Там, за рекой, земля продолжается полем, потом — вздымается холмами с перелесками и деревнями. Вы не знаете имени ни одной из этих деревень, как не знаете названия городка, мимо которого прошли, или названия этой речки. Вы понятия не имеете, где вы. Эта земля вам действительно неведома, и вы здешний, вы теперешний — тоже.

Наконец-то.

Или.

Представьте себя в каком-нибудь 1996-м или 1997-м году, когда, вляпавшись на полгода в новорусский бизнес зиц-председателем к институтскому товарищу, вы осуществляете свою мечту — смотрите в иллюминатор самолета, делающего перед посадкой круг над Адриатическим морем. И тоже — утро. В солнечном тумане под вами голые оранжевые острова и край земли, которая — Италия. Свершилось! С блаженной улыбкой вы уже стоите на каменном полу аэропорта, и звонит мобильник. «У нас проблемы, — говорит босс-приятель фразой из телевизора. — Ты должен вернуться». — «Это как?» — «Нужны твои подписи. Мы закрываемся. Срочно. Иначе будет плохо. Очень плохо. Через сорок минут московский рейс, тебя ждут на выходе. Моя машина будет встречать в Шереметьево».

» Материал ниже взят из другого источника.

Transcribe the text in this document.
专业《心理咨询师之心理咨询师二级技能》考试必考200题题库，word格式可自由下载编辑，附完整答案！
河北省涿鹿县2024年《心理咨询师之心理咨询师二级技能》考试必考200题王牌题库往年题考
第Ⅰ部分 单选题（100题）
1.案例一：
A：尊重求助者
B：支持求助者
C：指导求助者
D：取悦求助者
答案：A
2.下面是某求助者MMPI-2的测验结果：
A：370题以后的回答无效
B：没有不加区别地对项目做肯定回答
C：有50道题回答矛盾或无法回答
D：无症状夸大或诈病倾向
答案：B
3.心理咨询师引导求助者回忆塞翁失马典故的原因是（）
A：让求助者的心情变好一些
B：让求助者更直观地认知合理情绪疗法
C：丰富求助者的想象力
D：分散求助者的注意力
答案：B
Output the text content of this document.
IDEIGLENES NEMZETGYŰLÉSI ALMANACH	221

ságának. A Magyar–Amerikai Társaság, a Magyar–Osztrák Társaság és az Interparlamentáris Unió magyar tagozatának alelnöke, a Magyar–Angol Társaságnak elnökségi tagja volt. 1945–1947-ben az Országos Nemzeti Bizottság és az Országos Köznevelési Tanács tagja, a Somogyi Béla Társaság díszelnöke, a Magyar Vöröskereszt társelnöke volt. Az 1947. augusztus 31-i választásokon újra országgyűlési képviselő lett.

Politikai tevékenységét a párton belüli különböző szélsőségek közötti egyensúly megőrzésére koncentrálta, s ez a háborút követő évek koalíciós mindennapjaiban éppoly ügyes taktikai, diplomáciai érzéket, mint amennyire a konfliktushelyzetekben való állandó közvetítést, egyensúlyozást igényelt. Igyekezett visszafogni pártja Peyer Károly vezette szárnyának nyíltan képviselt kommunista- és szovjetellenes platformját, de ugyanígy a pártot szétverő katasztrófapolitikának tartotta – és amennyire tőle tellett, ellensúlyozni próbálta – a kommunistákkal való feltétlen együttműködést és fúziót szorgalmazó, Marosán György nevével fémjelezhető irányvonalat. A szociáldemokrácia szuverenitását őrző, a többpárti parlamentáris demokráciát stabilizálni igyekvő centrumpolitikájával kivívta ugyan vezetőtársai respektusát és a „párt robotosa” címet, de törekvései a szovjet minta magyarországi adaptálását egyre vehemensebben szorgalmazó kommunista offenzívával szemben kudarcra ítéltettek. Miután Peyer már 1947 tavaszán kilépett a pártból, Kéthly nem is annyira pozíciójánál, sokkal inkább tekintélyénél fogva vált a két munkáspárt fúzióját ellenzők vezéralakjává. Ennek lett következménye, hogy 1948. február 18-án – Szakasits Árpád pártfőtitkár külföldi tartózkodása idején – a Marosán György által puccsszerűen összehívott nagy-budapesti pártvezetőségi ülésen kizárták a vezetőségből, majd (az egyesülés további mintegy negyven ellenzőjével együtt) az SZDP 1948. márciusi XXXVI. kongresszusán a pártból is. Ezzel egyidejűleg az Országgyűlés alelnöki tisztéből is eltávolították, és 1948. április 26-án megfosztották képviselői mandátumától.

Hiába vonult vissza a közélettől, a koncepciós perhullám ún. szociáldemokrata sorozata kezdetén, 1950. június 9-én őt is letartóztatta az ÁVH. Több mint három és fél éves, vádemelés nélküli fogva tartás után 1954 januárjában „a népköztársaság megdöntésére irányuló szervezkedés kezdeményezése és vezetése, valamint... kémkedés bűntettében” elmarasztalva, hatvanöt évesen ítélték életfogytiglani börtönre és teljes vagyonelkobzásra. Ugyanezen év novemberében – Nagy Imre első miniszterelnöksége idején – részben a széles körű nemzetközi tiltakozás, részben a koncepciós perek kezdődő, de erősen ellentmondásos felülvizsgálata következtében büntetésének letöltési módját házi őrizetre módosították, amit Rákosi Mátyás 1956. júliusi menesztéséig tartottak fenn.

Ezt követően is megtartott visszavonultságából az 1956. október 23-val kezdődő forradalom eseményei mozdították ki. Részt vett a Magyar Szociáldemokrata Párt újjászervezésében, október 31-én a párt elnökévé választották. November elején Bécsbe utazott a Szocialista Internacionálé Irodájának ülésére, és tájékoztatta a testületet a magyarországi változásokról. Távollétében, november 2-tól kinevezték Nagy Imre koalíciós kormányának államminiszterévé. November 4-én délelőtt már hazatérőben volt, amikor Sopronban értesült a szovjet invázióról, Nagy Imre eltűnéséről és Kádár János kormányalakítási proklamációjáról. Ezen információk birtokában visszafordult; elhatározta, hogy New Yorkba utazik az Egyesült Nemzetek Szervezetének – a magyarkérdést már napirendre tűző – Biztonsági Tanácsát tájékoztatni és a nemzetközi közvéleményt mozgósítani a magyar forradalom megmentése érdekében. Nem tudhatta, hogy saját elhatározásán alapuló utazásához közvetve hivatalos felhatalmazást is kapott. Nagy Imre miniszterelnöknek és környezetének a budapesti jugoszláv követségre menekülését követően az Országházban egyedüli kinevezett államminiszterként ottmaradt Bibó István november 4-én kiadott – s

На выходе, в шеренге турагентов с табличками стоит худой кадыкастый альбинос с картонкой, на которой ваше имя. «Послушайте, — говорите вы, — ну хотя бы десять минут. Хотя бы сигарету выкурить, а?» — «Ладно. Давайте документы и не сходите с этого места».

И вы остаетесь на площади, уже отделенный от ее праздника. Вы пытаетесь вместить в себя происходящее, но это вам еще не по силам. Вы просто курите и просто смотрите перед собой. При этом — вы вдыхаете влажный густой воздух, в котором — присутствие совсем близкого моря. Воздух кажется чуть душноватым после аэропортовских кондиционеров. Ветерок колышет розовые цветы на кустах, ветерок свежий, но прохлада его уже ощущается вами изнанкой той одуряющей, погружающей в себя истомы жаркого августовского дня, который начинается вокруг.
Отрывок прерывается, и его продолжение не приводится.